Suponho que a questão seja a de quem é considerado pessoa e em última instância, quem é considerado gente. Há uma anedota na antropologia contada por Levi Strauss que diz mais ou menos o seguinte. Quando os espanhóis desembarcaram por aqui no nosso continente sul americano sua grande dúvida a respeito dos índios é se eles tinham alma, se tivessem eles poderiam ser considerados gente, para os índios a grande dúvida era se os espanhóis possuíam corpo, se o possuíssem eles poderiam ser considerados gente, então quando os índios matavam um espanhol eles ficavam esperando o seu corpo apodrecer para tirar a prova.
Bom, feito esse parênteses, voltemos aos casos contemporâneos, será que os jovens consideram aquela “prostituta” pessoa, gente? Bom, naturalmente acredito que eles estavam certos de que ela de qualquer forma possuía uma alma e um corpo. Então o que seria preciso para ser considerada merecedora de sua compaixão, para ser considerada uma pessoa? Grana? Status?
Me vem à cabeça o caso João Hélio, a mídia passou dias indignando a sociedade com tal atrocidade, àqueles marginais (aqueles animais) mataram cruelmente uma criança. A sociedade civil se comove e pede providências contra essa violência que assola nosso Brasil, então a polícia que nesse momento é obrigada a dar resposta, invade barracos à procura dos criminosos, que "obviamente" só poderiam estar nas favelas. Quantas vezes será que o barraco de qualquer Sirlei ja foi invadido pela polícia? Ela podia ter morrido de tanta pancada, sem a mínima chance de ser defender, e agora? Será que a sociedade civil vai às ruas e a mídia vai exigir severas punições? Quem é a sociedade civil afinal de contas? Será que não é aquele mesmo pai que diz que o filho cometeu um erro ao espancar a empregada, mas que ele é estudante e trabalhador e não merece ser preso, que o seu filho tem caráter e que não pode ser misturado a criminosos como os de tais e quais morros. Será que esse mesmo senhor não ficou indignado no caso João Hélio, será que ele não foi a alguma passeata pedir justiça e maior rigor da lei? Qual a diferença entre um erro e um crime bárbaro? É a classe?

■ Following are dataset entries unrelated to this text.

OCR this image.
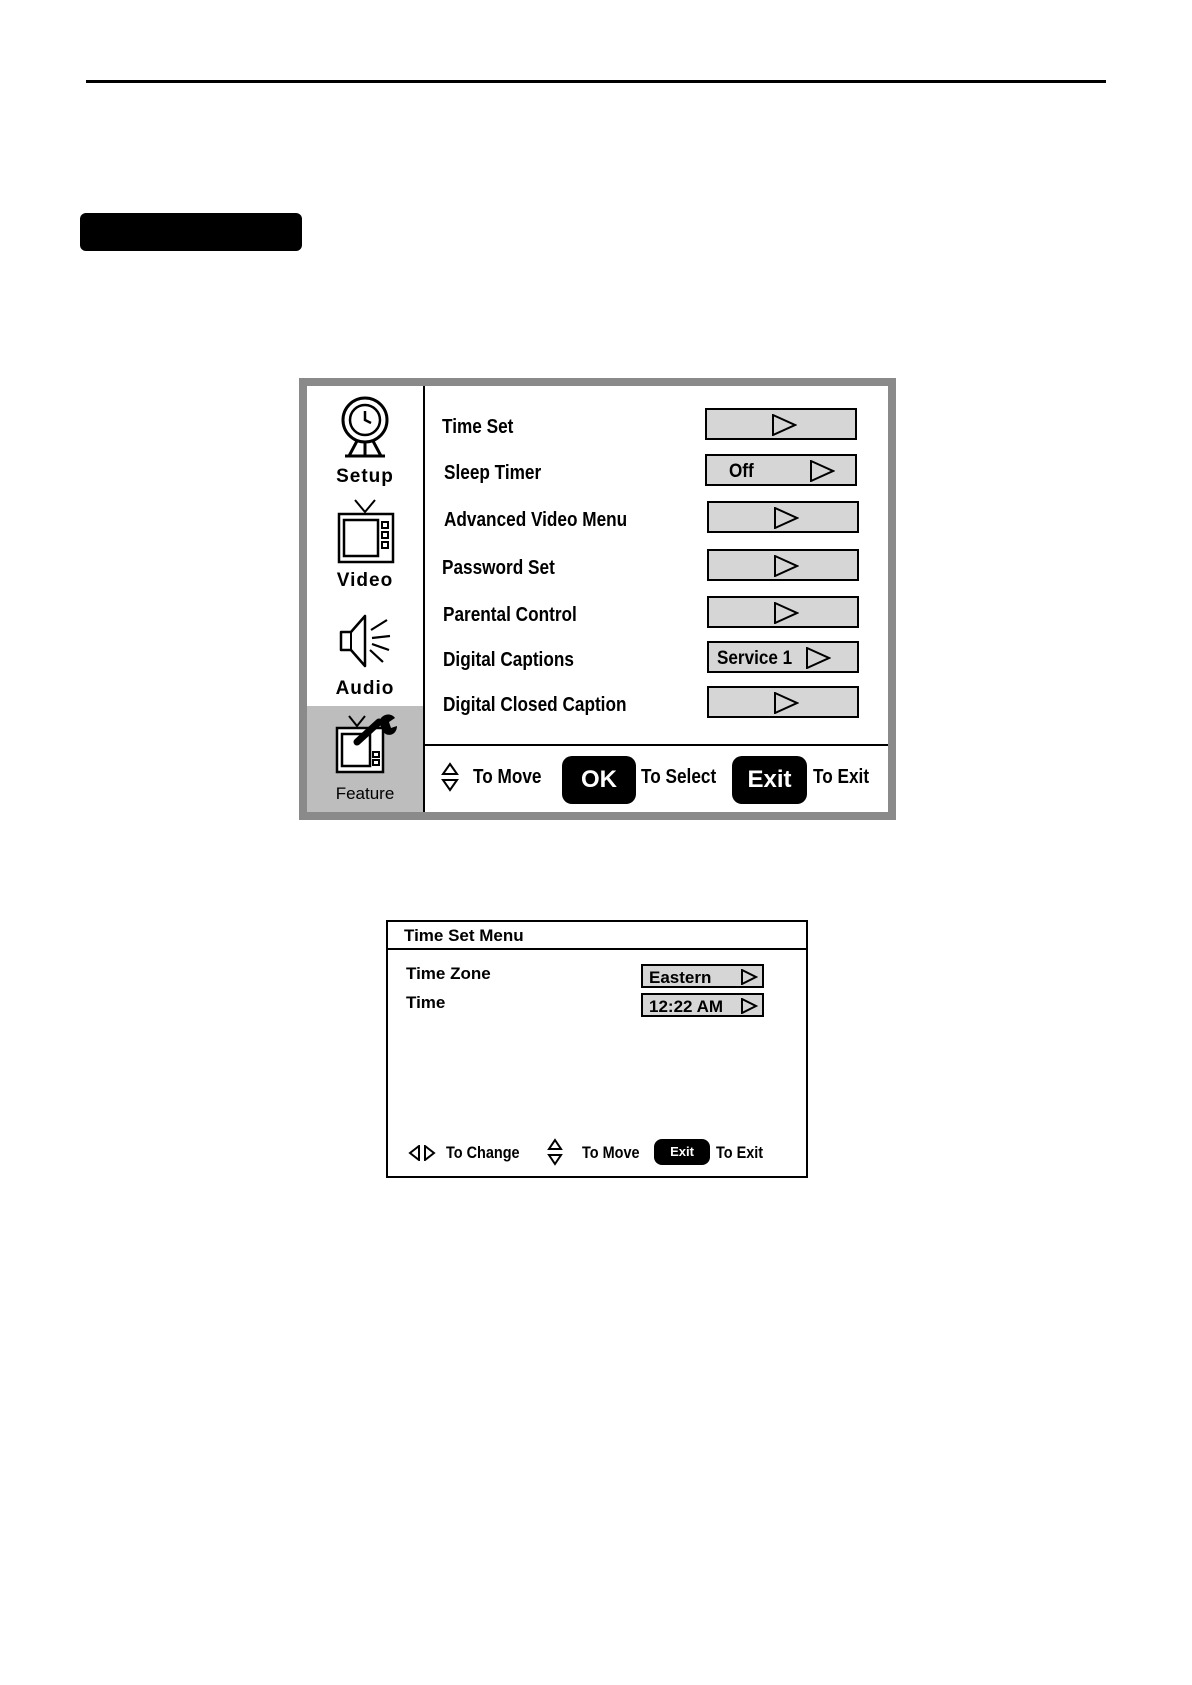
Setup
Video
Audio
Feature
Time Set
Sleep Timer	Off
Advanced Video Menu
Password Set
Parental Control
Digital Captions	Service 1
Digital Closed Caption
To Move	OK	To Select	Exit	To Exit
Time Set Menu
Time Zone	Eastern
Time	12:22 AM
To Change	To Move	Exit	To Exit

Eu sei que o último dos cinco jovens se entregou acompanhado de dois advogados. Cada advogado deve ter ganhado para acompanhar o tal jovem mais do que tantas outras Sirleis ganham em um mês inteiro. Agora me digam o que aconteceria se cinco jovens moradores de um morro qualquer espancasse e roubasse a bolsa de qualquer uma das mães desses cinco jovens? Seriam cinco animais ( e não gente ) a espancar uma pessoa de bem, uma cidadã.
Mas nesse caso são cinco jovens estudantes ( gente, pessoa ) a espancar uma possível prostituta ( uma cadela, uma vaca, não gente). No fim das contas, certamente os jovens vão pagar uma indenização e prestar serviços comunitários, vão levar uma bronca de seus pais, que possivelmente vão dizer, tome juízo rapaz. Agora é uma questão de juízo. Milhares de outros jovens marginalizados vão ver tudo pela tv, vão pensar, ah se fosse comigo, ia apanhar tanto da polícia que ia ficar um mês sem levantar, e quando levantasse ia apanhar tanto do meu pai que ia ficar outro mês sem levantar, e depois quando saísse na rua ia apanhar tanto dos manos que ia ficar mais um mês sem levantar. Por outro lado a mensagem que tantos outros jovens de classe média e alta vão receber vai ser: eu posso tudo, posso espancar, posso roubar, porque papai paga a conta.
Putz, vou confessar uma coisa, eu posso até ta sendo sádico, mas eu queria é ver esses moleques na cadeia, e o agente penitenciário falando: ae galera, esses aqui são os playboy que espancaram aquela moça la no ponto de ônibus ta ligado? hein, imaginem só. Cada preso pensando, podia ser minha mulher, minha mãe, minha irmã, porque para eles, prostituta ou não, certamente a Sirley seria gente, e gente fina aliás.